01.03.2014

Sarrazin beleidigt

Thilo „wird man doch wohl noch sagen dürfen“ Sarrazin ist beleidigt und
hat ein neues Buch geschrieben. Wenn ich den Feuilletons, die ich so lese,
trauen darf, ist das Buch genauso furchtbar wie sein Buch davor, nur mit einer zusätzlichen
Portion Weinerlichkeit und Selbstmitleid. Aber das Buch muß dennoch im großen
Stil allüberall besprochen werden.So ist das mit den bürgerlichen Medien – kaum hat jemand einen Köttel
auf den Weg gelegt (und im Fall Sarrazin ist dies, was Konsistenz und Farbe
angeht, wohl ein geeignetes Bild), schon versammeln sie sich alle um diesen
Köttel und müssen ewig darüber reden (sie nennen es „debattieren“...). Ein
blödes Buch eines blöden Ex-Politikers einfach zu ignorieren, scheint keine
Option zu sein.
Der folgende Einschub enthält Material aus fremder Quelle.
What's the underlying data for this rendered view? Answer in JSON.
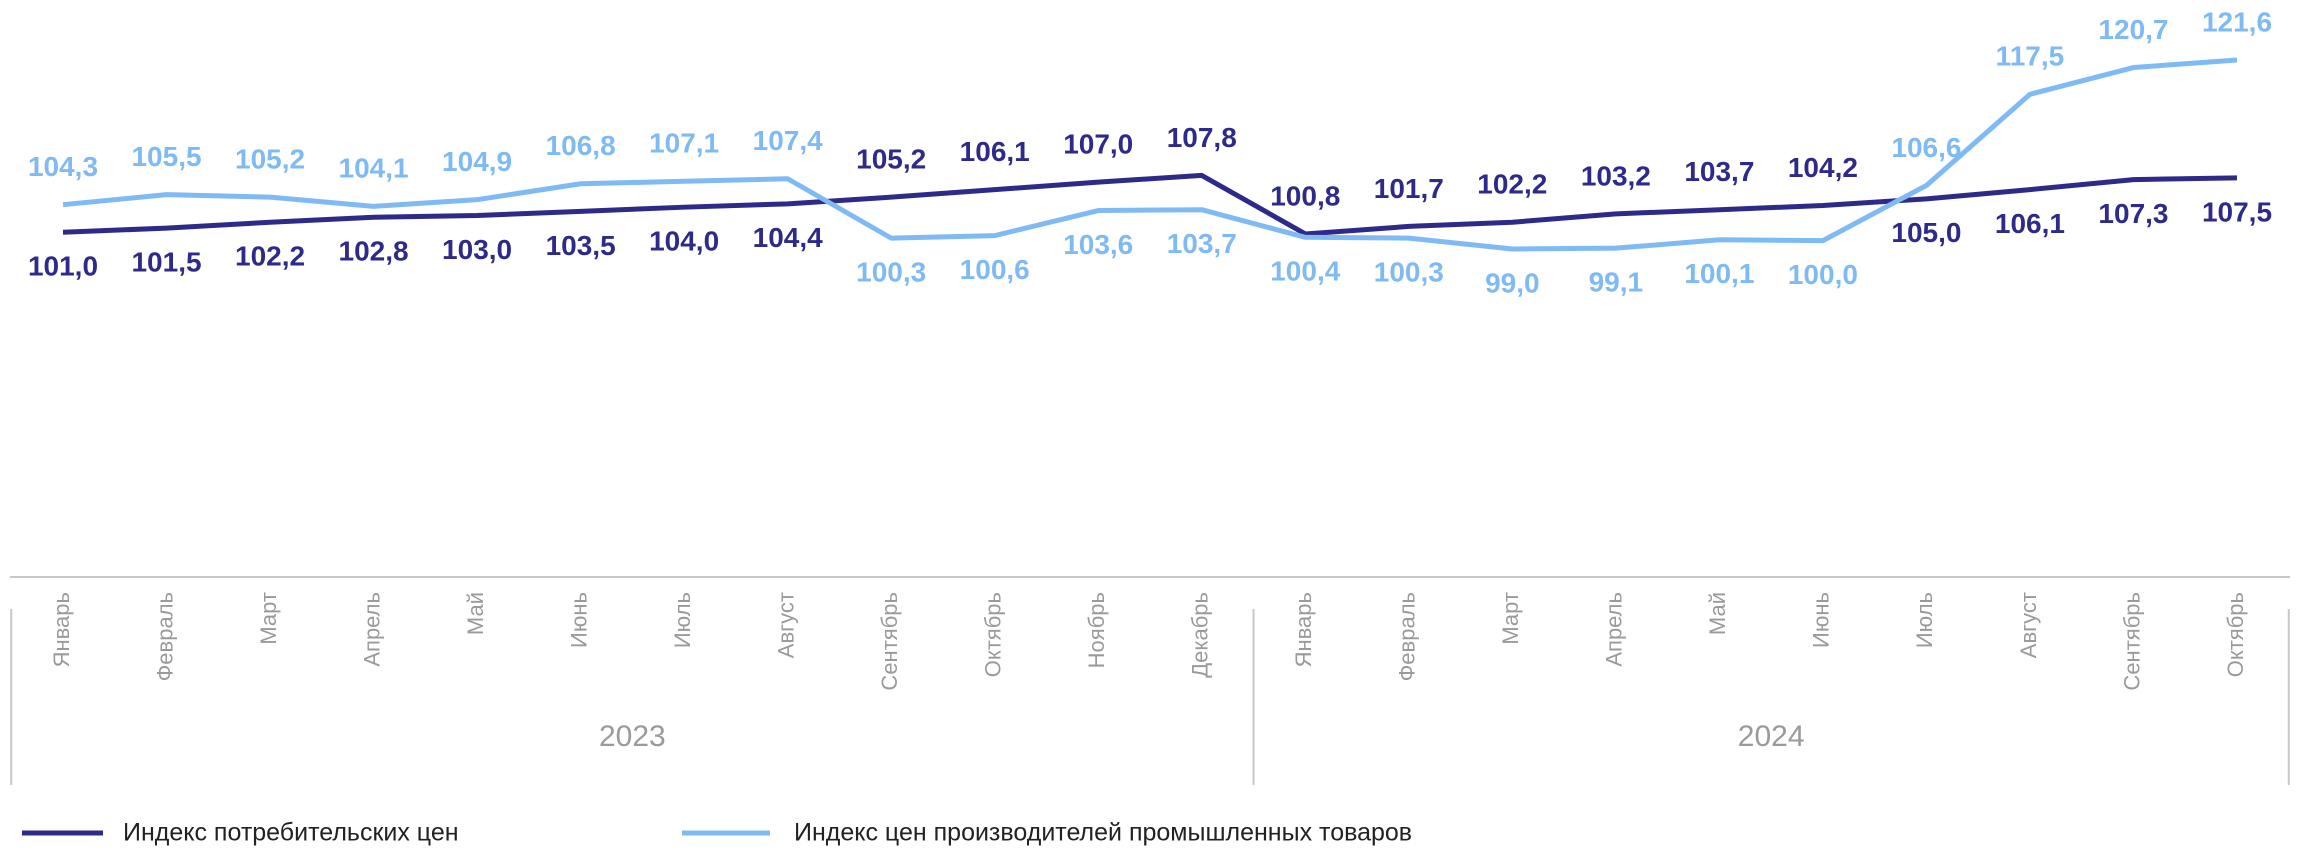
{
  "chart_data": {
    "type": "line",
    "groups": [
      {
        "name": "2023",
        "categories": [
          "Январь",
          "Февраль",
          "Март",
          "Апрель",
          "Май",
          "Июнь",
          "Июль",
          "Август",
          "Сентябрь",
          "Октябрь",
          "Ноябрь",
          "Декабрь"
        ]
      },
      {
        "name": "2024",
        "categories": [
          "Январь",
          "Февраль",
          "Март",
          "Апрель",
          "Май",
          "Июнь",
          "Июль",
          "Август",
          "Сентябрь",
          "Октябрь"
        ]
      }
    ],
    "series": [
      {
        "name": "Индекс потребительских цен",
        "color": "#2e2a8a",
        "values": [
          101.0,
          101.5,
          102.2,
          102.8,
          103.0,
          103.5,
          104.0,
          104.4,
          105.2,
          106.1,
          107.0,
          107.8,
          100.8,
          101.7,
          102.2,
          103.2,
          103.7,
          104.2,
          105.0,
          106.1,
          107.3,
          107.5
        ],
        "value_labels": [
          "101,0",
          "101,5",
          "102,2",
          "102,8",
          "103,0",
          "103,5",
          "104,0",
          "104,4",
          "105,2",
          "106,1",
          "107,0",
          "107,8",
          "100,8",
          "101,7",
          "102,2",
          "103,2",
          "103,7",
          "104,2",
          "105,0",
          "106,1",
          "107,3",
          "107,5"
        ]
      },
      {
        "name": "Индекс цен производителей промышленных товаров",
        "color": "#7fbaf5",
        "values": [
          104.3,
          105.5,
          105.2,
          104.1,
          104.9,
          106.8,
          107.1,
          107.4,
          100.3,
          100.6,
          103.6,
          103.7,
          100.4,
          100.3,
          99.0,
          99.1,
          100.1,
          100.0,
          106.6,
          117.5,
          120.7,
          121.6
        ],
        "value_labels": [
          "104,3",
          "105,5",
          "105,2",
          "104,1",
          "104,9",
          "106,8",
          "107,1",
          "107,4",
          "100,3",
          "100,6",
          "103,6",
          "103,7",
          "100,4",
          "100,3",
          "99,0",
          "99,1",
          "100,1",
          "100,0",
          "106,6",
          "117,5",
          "120,7",
          "121,6"
        ]
      }
    ]
  }
}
Selbst in der „Jungle World“ fand man es nötig, zwei Seiten
über Sarrazin vollzuschreiben – als Abonnent der Zeitschrift kann ich versichern,
daß ich dort derartige überflüssige Artikel nicht lesen zu müssen wünsche.Wie wäre es im Gegenteil, wenn man statt der Rezensionen eines wohl eher
armseligen Buches mal ausführlich darüber berichten würde, daß der Aufsichtsrat
der BVG, also der Berliner Verkehrsbetriebe, 2007 unter seinem Vorsitzenden
Sarrazin einem komplizierten Geschäft mit der US-Bank JP Morgan nach nur
vierminütiger Beratung zugestimmt hat, ein Geschäft, das er laut Eigenaussage
„nicht verstanden“ hat?Die BVG-Verantwortlichen haben seinerzeit ein extrem riskantes
Finanzierungsgeschäft abgeschlossen, das die BürgerInnen Berlins möglicherweise
bis zu 150 Millionen Euro kosten wird. „Daß die BVG-Verantwortlichen Anfang des 21.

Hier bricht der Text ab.